Le pontife a exprimé, dans un message, sa reconnaissance pour le service du Christ et de l’Evangile qu’ils accomplissent, et cela «dans des circonstances souvent rudes». Le pape a cependant invité les évêques à reconnaître, dans leurs propres diocèses, les «signes de la présence active du Seigneur».

Le pontife a probablement ainsi répondu aux laïcs hollandais qui lui ont fait parvenir, avant cette visite, un contre-rapport dénonçant le pessimisme de leurs évêques et leur trop grande propension à fermer des paroisses, par dizaines dans le pays.

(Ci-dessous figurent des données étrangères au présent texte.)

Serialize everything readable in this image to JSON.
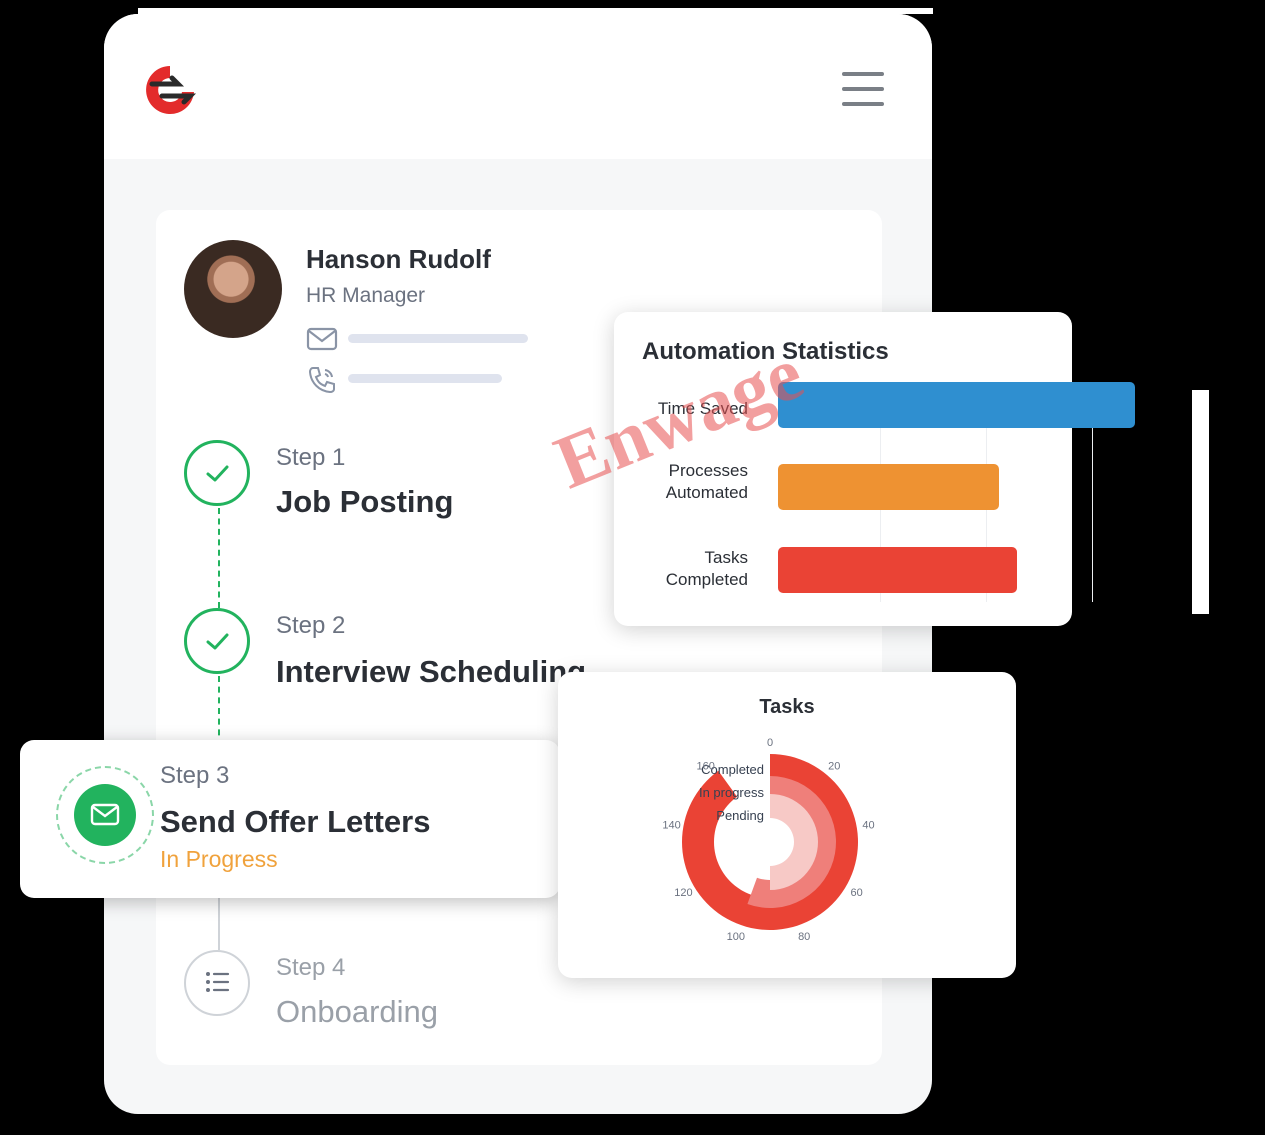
{
  "profile": {
    "name": "Hanson Rudolf",
    "role": "HR Manager"
  },
  "steps": [
    {
      "number": "Step 1",
      "title": "Job Posting",
      "status": "done"
    },
    {
      "number": "Step 2",
      "title": "Interview Scheduling",
      "status": "done"
    },
    {
      "number": "Step 3",
      "title": "Send Offer Letters",
      "status_label": "In Progress"
    },
    {
      "number": "Step 4",
      "title": "Onboarding",
      "status": "pending"
    }
  ],
  "colors": {
    "green": "#22b35e",
    "orange_status": "#f0a23c",
    "blue_bar": "#2f8fd0",
    "orange_bar": "#ee9232",
    "red_bar": "#ea4335",
    "logo_red": "#e32b2b"
  },
  "icons": [
    "logo-icon",
    "hamburger-menu-icon",
    "mail-icon",
    "phone-icon",
    "check-icon",
    "list-icon"
  ],
  "automation": {
    "title": "Automation Statistics",
    "bars": [
      {
        "label_lines": [
          "Time Saved"
        ],
        "value": 1.0,
        "color": "#2f8fd0"
      },
      {
        "label_lines": [
          "Processes",
          "Automated"
        ],
        "value": 0.62,
        "color": "#ee9232"
      },
      {
        "label_lines": [
          "Tasks",
          "Completed"
        ],
        "value": 0.67,
        "color": "#ea4335"
      }
    ]
  },
  "tasks_chart": {
    "title": "Tasks",
    "legend": [
      "Completed",
      "In progress",
      "Pending"
    ],
    "ticks": [
      "0",
      "20",
      "40",
      "60",
      "80",
      "100",
      "120",
      "140",
      "160"
    ],
    "max": 180,
    "series": [
      {
        "name": "Completed",
        "value": 162,
        "color": "#ea4335"
      },
      {
        "name": "In progress",
        "value": 100,
        "color": "#ef7f7a"
      },
      {
        "name": "Pending",
        "value": 90,
        "color": "#f7c9c6"
      }
    ]
  },
  "watermark": "Enwage"
}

Dans ce manifeste, les signataires indiquent que la foi catholique, la culture, son patrimoine et son héritage «sont menacés d’être perdus pour toujours». Ils reprochent également aux évêques leur réticence à s’exprimer en public.

     

Carlota

Voici un texte de José Luis Restán qui concerne les Pays Bas. Nous sommes évidemment dans la même situation et finalement si le pape parle de dialogue, l’initiative des laïcs hollandais, ne pourrait-il pas, à bon escient, faire école… car nous aussi, malgré nos bonnes volontés et nos veilles et marches sur le terrain, nous avons besoin d’avoir avec nous nos évêques, tous nos évêques, avec leur savoir, leur intelligence, leur spécificité d’évêques, de bergers qui gardent et guident.

Original ici: www.paginasdigital.es

* * *

Un manifeste inhabituel

José Luis Restán
12 -12- 2013
--------

Parmi les tâches qui attendent le pape François se trouve celle de recevoir les évêques du monde entier pour partager leurs problèmes, proposer de nouveaux chemins et rénover la passion missionnaire. En définitive il s’agit de « confirmer dans la foi », comme Jésus a chargé l’apôtre Pierre de le faire. Cette communion avec Pierre est un besoin vital et non une simple question d’organisation et c’est ainsi que s’explique que tout pape doit passer beaucoup de temps, de sagesse et de patience à ces rencontres dénommées du terme technique de « visita ad limina ».

Il y a quelques jours François a reçu l’épiscopat hollandais qui amenait dans sa sacoche les blessures d’une Église minée par une sécularisation sauvage, lacérée par de graves divisions et avec chaque jour des difficultés toujours plus grandes pour avoir des répercussions dans la société. L’arrivée des évêques a été précédée à Rome d’un document adressé au pape par un groupe nombreux et qualifié de laïcs qui exprimaient leur amertume et leur inquiétude par rapport au cap suivi par la communauté catholique aux Pays Bas.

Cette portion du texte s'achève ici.